Official representatives could have visited the town and assured the protesters that there was no plan to let the plant resume operations. None of this was done, and neither were preparations made to deal with the protest. “It is a lame excuse to say that the police had run out of rubber bullets,” he said. “You say the agitation was pre-planned, but you sat there without any plan,” Mr. Haasan said, referring to Chief Minister Edappadi K. Palaniswami’s comments. It was wrong to start blaming the church and infiltration by extremists for what happened.

He said regulations governing the running of Sterlite Copper had been violated, and the Tamil Nadu Pollution Control Board went into “deep sleep”, because “they were asked to sleep.” As evidence, he referred to reports, such as the one on water quality, being produced by entities funded by Sterlite. The mandated green belt around the industrial unit was “a sham.” Why was there no white paper on the issue, he wondered.

Denying that his visit constituted the violation of prohibitory orders, he said, “This is about people, not the law.”

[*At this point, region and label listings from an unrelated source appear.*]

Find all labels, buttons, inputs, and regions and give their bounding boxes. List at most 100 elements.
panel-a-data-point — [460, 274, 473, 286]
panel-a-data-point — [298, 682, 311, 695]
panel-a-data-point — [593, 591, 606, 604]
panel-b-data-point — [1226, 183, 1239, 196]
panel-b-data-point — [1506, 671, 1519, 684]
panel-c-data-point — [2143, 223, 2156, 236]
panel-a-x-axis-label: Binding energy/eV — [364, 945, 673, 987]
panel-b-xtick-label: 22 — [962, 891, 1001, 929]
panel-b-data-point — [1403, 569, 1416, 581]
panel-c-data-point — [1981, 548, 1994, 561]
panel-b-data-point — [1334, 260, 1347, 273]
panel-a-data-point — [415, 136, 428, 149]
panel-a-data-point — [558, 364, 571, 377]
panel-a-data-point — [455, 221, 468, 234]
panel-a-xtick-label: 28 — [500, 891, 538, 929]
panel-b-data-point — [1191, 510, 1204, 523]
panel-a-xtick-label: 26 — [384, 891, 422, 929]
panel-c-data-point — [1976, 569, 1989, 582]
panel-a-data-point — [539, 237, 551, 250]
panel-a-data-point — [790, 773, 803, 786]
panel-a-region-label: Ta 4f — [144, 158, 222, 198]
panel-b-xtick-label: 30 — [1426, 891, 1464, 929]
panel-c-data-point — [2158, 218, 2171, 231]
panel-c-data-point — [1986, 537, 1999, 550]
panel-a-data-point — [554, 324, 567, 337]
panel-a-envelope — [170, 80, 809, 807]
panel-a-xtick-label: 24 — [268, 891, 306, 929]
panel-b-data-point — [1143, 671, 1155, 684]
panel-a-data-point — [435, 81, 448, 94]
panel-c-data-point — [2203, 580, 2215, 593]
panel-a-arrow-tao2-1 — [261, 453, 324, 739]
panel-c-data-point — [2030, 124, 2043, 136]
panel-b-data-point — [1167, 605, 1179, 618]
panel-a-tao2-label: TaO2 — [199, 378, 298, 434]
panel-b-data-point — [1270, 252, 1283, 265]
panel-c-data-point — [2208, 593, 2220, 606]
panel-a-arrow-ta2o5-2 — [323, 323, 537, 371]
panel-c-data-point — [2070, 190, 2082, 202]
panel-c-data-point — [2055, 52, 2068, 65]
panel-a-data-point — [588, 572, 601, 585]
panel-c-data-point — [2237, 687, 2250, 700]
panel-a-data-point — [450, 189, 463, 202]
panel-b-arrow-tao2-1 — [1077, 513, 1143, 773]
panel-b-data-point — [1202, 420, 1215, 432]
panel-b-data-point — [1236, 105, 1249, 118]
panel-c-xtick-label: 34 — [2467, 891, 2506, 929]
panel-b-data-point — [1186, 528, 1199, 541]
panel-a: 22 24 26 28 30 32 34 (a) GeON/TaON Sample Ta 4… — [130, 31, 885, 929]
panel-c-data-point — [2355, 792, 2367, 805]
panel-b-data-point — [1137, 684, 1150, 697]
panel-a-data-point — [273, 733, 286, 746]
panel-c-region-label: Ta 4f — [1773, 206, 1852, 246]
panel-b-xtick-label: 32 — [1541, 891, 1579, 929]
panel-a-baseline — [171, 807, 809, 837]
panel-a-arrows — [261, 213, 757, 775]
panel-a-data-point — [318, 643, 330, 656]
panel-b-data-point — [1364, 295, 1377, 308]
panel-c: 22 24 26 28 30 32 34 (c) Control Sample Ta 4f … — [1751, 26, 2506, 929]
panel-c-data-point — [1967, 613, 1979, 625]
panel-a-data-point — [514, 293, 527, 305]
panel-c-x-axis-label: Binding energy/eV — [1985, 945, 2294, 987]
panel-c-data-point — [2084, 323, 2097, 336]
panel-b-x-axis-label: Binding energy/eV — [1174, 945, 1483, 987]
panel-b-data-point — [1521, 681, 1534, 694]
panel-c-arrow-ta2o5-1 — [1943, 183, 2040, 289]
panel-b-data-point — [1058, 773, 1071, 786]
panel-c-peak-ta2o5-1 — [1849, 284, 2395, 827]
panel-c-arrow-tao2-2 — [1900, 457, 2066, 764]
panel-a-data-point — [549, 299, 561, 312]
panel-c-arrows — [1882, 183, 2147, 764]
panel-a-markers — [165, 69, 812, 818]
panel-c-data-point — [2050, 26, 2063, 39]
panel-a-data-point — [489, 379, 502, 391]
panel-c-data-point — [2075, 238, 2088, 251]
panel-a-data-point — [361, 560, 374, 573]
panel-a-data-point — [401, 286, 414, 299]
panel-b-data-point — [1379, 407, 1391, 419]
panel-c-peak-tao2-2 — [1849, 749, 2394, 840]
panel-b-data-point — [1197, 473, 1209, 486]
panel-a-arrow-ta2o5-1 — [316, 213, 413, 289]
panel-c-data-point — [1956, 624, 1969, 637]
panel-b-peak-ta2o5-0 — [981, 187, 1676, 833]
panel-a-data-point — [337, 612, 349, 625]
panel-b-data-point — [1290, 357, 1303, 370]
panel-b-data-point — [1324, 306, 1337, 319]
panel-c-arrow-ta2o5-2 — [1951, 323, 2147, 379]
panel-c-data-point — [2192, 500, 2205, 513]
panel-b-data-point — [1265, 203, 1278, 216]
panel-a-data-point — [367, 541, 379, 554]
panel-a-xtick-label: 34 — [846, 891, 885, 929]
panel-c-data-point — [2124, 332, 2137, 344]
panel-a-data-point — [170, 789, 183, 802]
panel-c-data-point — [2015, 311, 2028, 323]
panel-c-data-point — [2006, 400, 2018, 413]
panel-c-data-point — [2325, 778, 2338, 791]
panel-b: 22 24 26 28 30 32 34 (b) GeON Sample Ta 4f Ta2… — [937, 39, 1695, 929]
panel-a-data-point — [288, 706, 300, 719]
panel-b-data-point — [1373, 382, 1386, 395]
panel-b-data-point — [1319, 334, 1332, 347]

Mr. Haasan said that during his visit he came across injured people who were not getting food in the hospital, and their relatives were not there either. He tried to intervene with the police to see that food was allowed to be brought in, if needed, under inspection. But people who had met him were arrested the next day. “People in Thoothukudi are agitated, and the police are equally agitated,” he observed, adding that the cost of shifting the copper plant out of the area would be cheaper than what it would cost to continue there.

Sterlite’s plant came to the town after it had been turned away from Gujarat, Goa and Maharashtra, he pointed out, declaring that while he was not against big factories coming to Tamil Nadu, it could not be done by flouting the law.

Asked why the plant became a target of the agitation when there were other polluting industries in the area, he said activists homed in on it as it was “a blatant case of flouting of all laws.”